Vivemos tempos maravilhosos. Antigamente, para saberem da nossa vida, os vizinhos tinham de encostar o ouvido à parede e fingir que regavam as plantas no quintal. Hoje, basta termos um smartphone e aceitar “todos os cookies”. Num instante, as grandes empresas de tecnologia sabem mais sobre nós do que a nossa própria mãe e, convenhamos, é assustador quando um algoritmo nos conhece melhor do que aquela senhora que nos criou.

O problema é que a privacidade digital, tal como o bom senso e as notas, está a desaparecer. Mas será que estamos preocupados com isso? Bom, se formos pelo artigo 26.º da Constituição da República Portuguesa, diríamos que sim. A Constituição garante-nos o direito à reserva da intimidade da vida privada. Ou seja, a lei protege-nos do facto de a nossa vida estar escancarada para toda a gente ver. O problema é que, enquanto o legislador estava ocupado a escrever isso, nós estávamos a fazer login com o Facebook em mais uma aplicação que promete dizer que tipo de pizza somos.

Depois temos o Regulamento Geral de Proteção de Dados (RGPD), que veio tentar pôr alguma ordem na festa.
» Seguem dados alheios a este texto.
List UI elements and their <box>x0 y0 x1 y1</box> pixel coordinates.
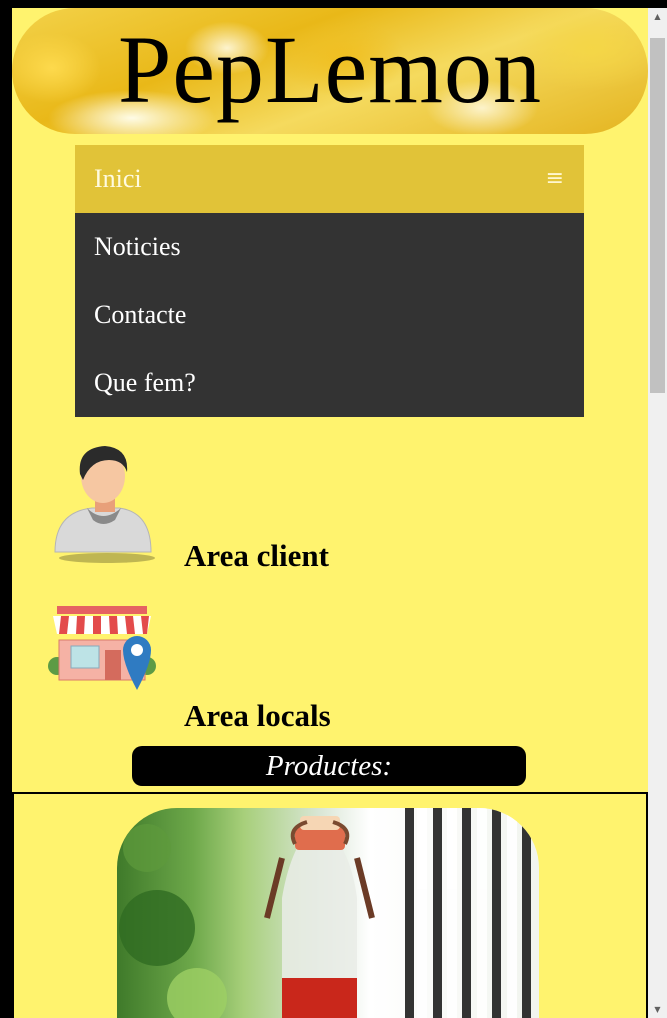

O regulamento é claro ao referir que os nossos dados têm de ser tratados de forma “lícita, leal e transparente”. Ora, isto parece ótimo, mas, na prática, a única coisa transparente é a forma como as empresas conseguem descobrir tudo sobre nós. Aliás, se formos pelo histórico de pesquisas, já devem saber que andamos a tentar perder peso desde 2018 e que desistimos logo a seguir ao primeiro anúncio de gelado.

Outro princípio bonito do RGPD é o do consentimento. Em teoria, os nossos dados só podem ser recolhidos se dermos autorização. O problema é que a maioria de nós dá consentimento sem ler nada. Se nos perguntassem “quer vender a alma em troca de um desconto de 10% numa loja que nunca vai usar?”, 90% das pessoas clicavam em “aceitar” sem hesitar.

E depois temos os cookies. Ah, os cookies… São pequenos ficheiros que registam a nossa atividade online e fazem com que os anúncios saibam exatamente do que precisamos, antes mesmo de nós sabermos. Procuramos “melhores destinos de férias”? Minutos depois, já estamos a receber promoções de hotéis, voos e até fatos de banho – mesmo sem termos mencionado que o nosso antigo já parece um escorredor.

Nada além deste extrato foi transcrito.